Traders will now be required to pay Sh5,000 annual/registration fee payable on or before the expiry of 12 months from date of the last payment, while another Sh7,000 for every notification for a consignment and Sh750 for the application of every unique consignment reference (UCR) number in the system per transaction, which is payable monthly on or before every 10th day of every month.

“In exercise of powers conferred to me, with the approval of the Cabinet Secretary National Treasury and Planning, I wish to impose fee specified in the schedule hereto, payable to the Chief Executive Officer of the agency as specified for use of the Kenya TradeNet System with effect from 1st January 2020,” read the notice signed by KenTrade chairman Suleiman Shahbal.

In an interview with Shipping and Logistics, Mr Shahbal said they had to make the move to ensure the operations continue without a hitch.

“We serve more than 800,000 users annually and we took the decision in consultation with stakeholders after the Treasury slashed our budget from Sh1.2 billion to Sh700,000 in 2018/2019 fiscal year then to Sh600,000 this financial year. We had no otherwise but to seek funds from users to continue serving them,” said the chairman.

“Since the reduction of budget, the agency has had hitches in giving required services to the traders including giving free internet services at different border points to facilitate e-commerce trade.”

Traders have already protested over the new fees stating that it is a setback to those working in logistics and import/export business.

“This year the government increased Railway Development Levy (RDL) and Import Declaration Fees (IDF), and now Kenya TradeNet System fees. This will ultimately increase cost of doing business and the burden it has to be passed to the consumers,” said John Mwangi, one of the importers.

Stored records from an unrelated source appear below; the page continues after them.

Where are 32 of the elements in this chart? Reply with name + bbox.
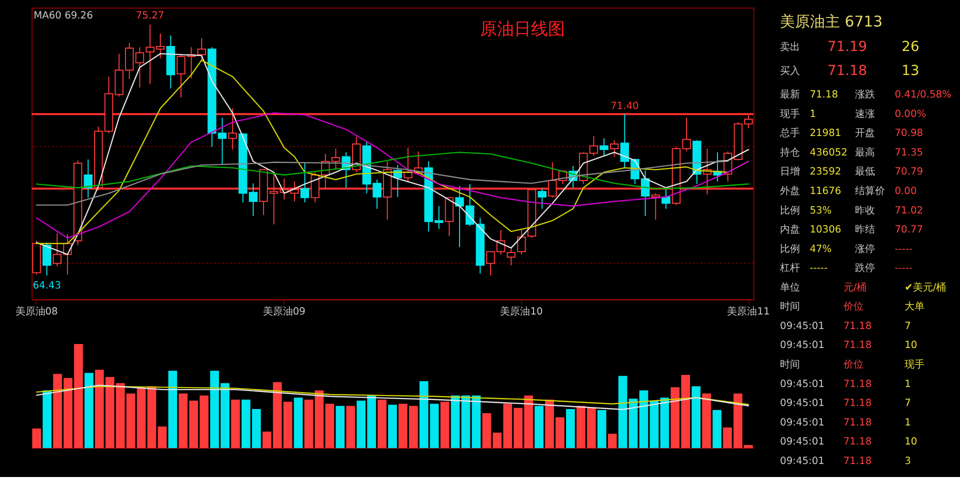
text: 09:45:01 71.18 3 bbox=[780, 456, 911, 467]
text: 总手 21981 开盘 70.98 bbox=[780, 128, 924, 140]
text: 09:45:01 71.18 1 bbox=[780, 378, 911, 390]
annotation: MA60 69.26 bbox=[34, 10, 93, 22]
text: 美原油主 6713 bbox=[780, 13, 883, 30]
ref-line-label: 71.40 bbox=[610, 101, 639, 112]
text: 持仓 436052 最高 71.35 bbox=[780, 147, 924, 158]
text: 比例 47% 涨停 ----- bbox=[780, 244, 913, 255]
text: 现手 1 速涨 0.00% bbox=[780, 108, 926, 120]
x-tick-label: 美原油08 bbox=[15, 306, 58, 318]
text: 外盘 11676 结算价 0.00 bbox=[780, 186, 917, 198]
text: 时间 价位 大单 bbox=[780, 302, 925, 313]
text: 买入 71.18 13 bbox=[780, 62, 920, 79]
text: 时间 价位 现手 bbox=[780, 360, 925, 371]
text: 日增 23592 最低 70.79 bbox=[780, 166, 924, 178]
text: 09:45:01 71.18 10 bbox=[780, 340, 918, 352]
text: 内盘 10306 昨结 70.77 bbox=[780, 224, 924, 236]
text: 单位 元/桶 ✔美元/桶 bbox=[780, 282, 946, 294]
annotation: 64.43 bbox=[32, 280, 61, 292]
text: 09:45:01 71.18 7 bbox=[780, 320, 911, 332]
x-tick-label: 美原油11 bbox=[727, 306, 770, 318]
text: 杠杆 ----- 跌停 ----- bbox=[780, 263, 913, 274]
text: 09:45:01 71.18 1 bbox=[780, 417, 911, 428]
text: 最新 71.18 涨跌 0.41/0.58% bbox=[780, 90, 952, 101]
text: 原油日线图 bbox=[480, 18, 565, 38]
annotation: 75.27 bbox=[136, 10, 164, 22]
text: 比例 53% 昨收 71.02 bbox=[780, 205, 924, 216]
x-tick-label: 美原油10 bbox=[500, 306, 543, 318]
text: 09:45:01 71.18 7 bbox=[780, 398, 911, 410]
text: 卖出 71.19 26 bbox=[780, 39, 920, 56]
text: 09:45:01 71.18 10 bbox=[780, 436, 918, 448]
x-tick-label: 美原油09 bbox=[262, 306, 306, 318]
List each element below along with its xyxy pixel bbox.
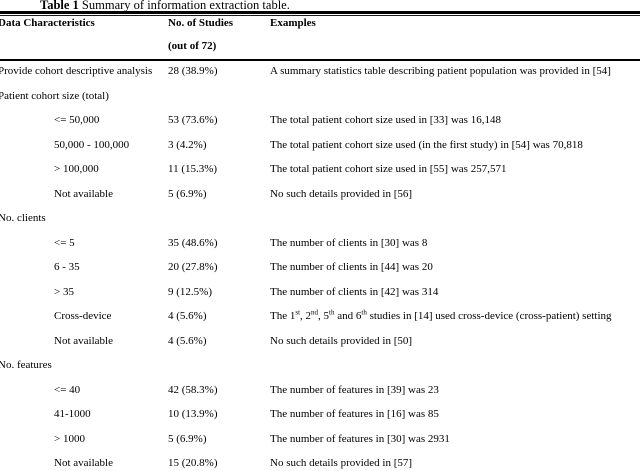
- row-label: Cross-device: [54, 310, 112, 322]
- row-label: 50,000 - 100,000: [54, 138, 130, 151]
- row-count: 11 (15.3%): [168, 163, 218, 175]
- row-example: No such details provided in [57]: [270, 457, 413, 469]
- table-row: 41-1000 10 (13.9%) The number of feature…: [0, 402, 640, 427]
- row-example: The total patient cohort size used (in t…: [270, 138, 583, 151]
- row-count: 5 (6.9%): [168, 187, 207, 200]
- row-label: <= 5: [54, 236, 75, 249]
- section-label: No. features: [0, 359, 52, 371]
- table-caption-number: Table 1: [40, 0, 79, 12]
- header-data-characteristics: Data Characteristics: [0, 17, 95, 29]
- table-section-row: No. features: [0, 353, 640, 378]
- row-example: [270, 84, 640, 109]
- row-count: 10 (13.9%): [168, 408, 218, 420]
- row-example: The 1st, 2nd, 5th and 6th studies in [14…: [270, 308, 612, 322]
- row-label: Not available: [54, 187, 113, 200]
- table-row: Provide cohort descriptive analysis 28 (…: [0, 59, 640, 84]
- row-count: 15 (20.8%): [168, 457, 218, 469]
- row-count: 4 (5.6%): [168, 310, 207, 322]
- row-example: [270, 206, 640, 231]
- row-example: The number of clients in [30] was 8: [270, 236, 428, 249]
- table-row: > 100,000 11 (15.3%) The total patient c…: [0, 157, 640, 182]
- table-body: Provide cohort descriptive analysis 28 (…: [0, 59, 640, 471]
- row-count: 53 (73.6%): [168, 114, 218, 126]
- row-count: [168, 84, 270, 109]
- row-label: > 1000: [54, 432, 85, 445]
- top-rule-thick: [0, 11, 640, 14]
- row-example: The number of clients in [42] was 314: [270, 285, 439, 298]
- row-label: Not available: [54, 457, 113, 469]
- row-count: 4 (5.6%): [168, 334, 207, 347]
- table-row: <= 50,000 53 (73.6%) The total patient c…: [0, 108, 640, 133]
- row-example: The total patient cohort size used in [5…: [270, 163, 507, 175]
- table-row: 50,000 - 100,000 3 (4.2%) The total pati…: [0, 133, 640, 158]
- row-label: Not available: [54, 334, 113, 347]
- table-row: Not available 4 (5.6%) No such details p…: [0, 329, 640, 354]
- table-row: Not available 15 (20.8%) No such details…: [0, 451, 640, 471]
- row-example: A summary statistics table describing pa…: [270, 65, 611, 77]
- row-count: 42 (58.3%): [168, 383, 218, 396]
- row-count: 20 (27.8%): [168, 261, 218, 273]
- header-examples: Examples: [270, 17, 316, 29]
- row-example: No such details provided in [50]: [270, 334, 413, 347]
- section-label: No. clients: [0, 212, 46, 224]
- row-count: 5 (6.9%): [168, 432, 207, 445]
- table-row: > 1000 5 (6.9%) The number of features i…: [0, 427, 640, 452]
- row-example: No such details provided in [56]: [270, 187, 413, 200]
- row-example: The number of features in [30] was 2931: [270, 432, 450, 445]
- row-label: <= 40: [54, 383, 81, 396]
- table-row: Cross-device 4 (5.6%) The 1st, 2nd, 5th …: [0, 304, 640, 329]
- row-count: 35 (48.6%): [168, 236, 218, 249]
- table-section-row: Patient cohort size (total): [0, 84, 640, 109]
- section-label: Patient cohort size (total): [0, 89, 109, 102]
- row-count: [168, 353, 270, 378]
- row-count: 9 (12.5%): [168, 285, 212, 298]
- header-no-of-studies: No. of Studies: [168, 17, 234, 29]
- row-count: 28 (38.9%): [168, 65, 218, 77]
- table-caption: Table 1 Summary of information extractio…: [40, 0, 290, 12]
- row-count: 3 (4.2%): [168, 138, 207, 151]
- header-out-of-72: (out of 72): [168, 40, 217, 52]
- table-row: > 35 9 (12.5%) The number of clients in …: [0, 280, 640, 305]
- table-row: Not available 5 (6.9%) No such details p…: [0, 182, 640, 207]
- row-label: 41-1000: [54, 408, 91, 420]
- row-label: 6 - 35: [54, 261, 80, 273]
- table-caption-text: Summary of information extraction table.: [78, 0, 290, 12]
- row-example: [270, 353, 640, 378]
- row-label: > 100,000: [54, 163, 99, 175]
- row-example: The total patient cohort size used in [3…: [270, 114, 501, 126]
- row-example: The number of features in [16] was 85: [270, 408, 439, 420]
- table-header-row: Data Characteristics No. of Studies (out…: [0, 15, 640, 59]
- table-section-row: No. clients: [0, 206, 640, 231]
- row-label: <= 50,000: [54, 114, 100, 126]
- header-separator-rule: [0, 59, 640, 61]
- table-row: <= 40 42 (58.3%) The number of features …: [0, 378, 640, 403]
- row-example: The number of clients in [44] was 20: [270, 261, 433, 273]
- table-row: 6 - 35 20 (27.8%) The number of clients …: [0, 255, 640, 280]
- top-rule-thin: [0, 15, 640, 16]
- row-label: Provide cohort descriptive analysis: [0, 65, 153, 77]
- table-row: <= 5 35 (48.6%) The number of clients in…: [0, 231, 640, 256]
- row-count: [168, 206, 270, 231]
- row-example: The number of features in [39] was 23: [270, 383, 439, 396]
- row-label: > 35: [54, 285, 74, 298]
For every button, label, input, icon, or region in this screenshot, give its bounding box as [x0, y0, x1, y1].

All system users in Mombasa will convene a crisis meeting next week to discuss way forward on the issue.

KenTrade is a State Corporation under the National Treasury established in January 2011 to establish, implement and manage KenyaTradeNet System and to facilitate trade.

The Kenya TradeNet System is an online platform that serves as a single entry point for parties involved in international trade and transport logistics to lodge documents electronically, for processing, approvals and to make payments electronically for fees, levies, duties and taxes on goods imported or exported in the country.

The Kenya TradeNet System is currently being integrated with the Integrated Customs Management System (iCMS) being implemented by key Kenya Revenue Authority (KRA). The new system replaced the Simba System in 2014 which had been in use in the country over the last 10 years.

The iCMS will encompass all KRA functionalities that were scattered in other systems including Real Time Cargo Management System (RTMS) which was expected to manage customs operations at the entry and exit borders.

The agency has improved the traders experience in payment processes by integrating the TradeNet System with the Digital Payment platform (e-citizen) as an alternative channel for collecting licence and permit fee payments in addition to the iTax platform..

With the support of Trade Mark East Africa and UNCTAD, KenTrade is implementing the e-portal project for traders who intend to import/export cargo to/from Kenya.

The e-portal project will enable Kenya to comply with article 1.2 of World Trade Organization (WTO) Trade Facilitation Agreement (TFA) on provision of information through the internet.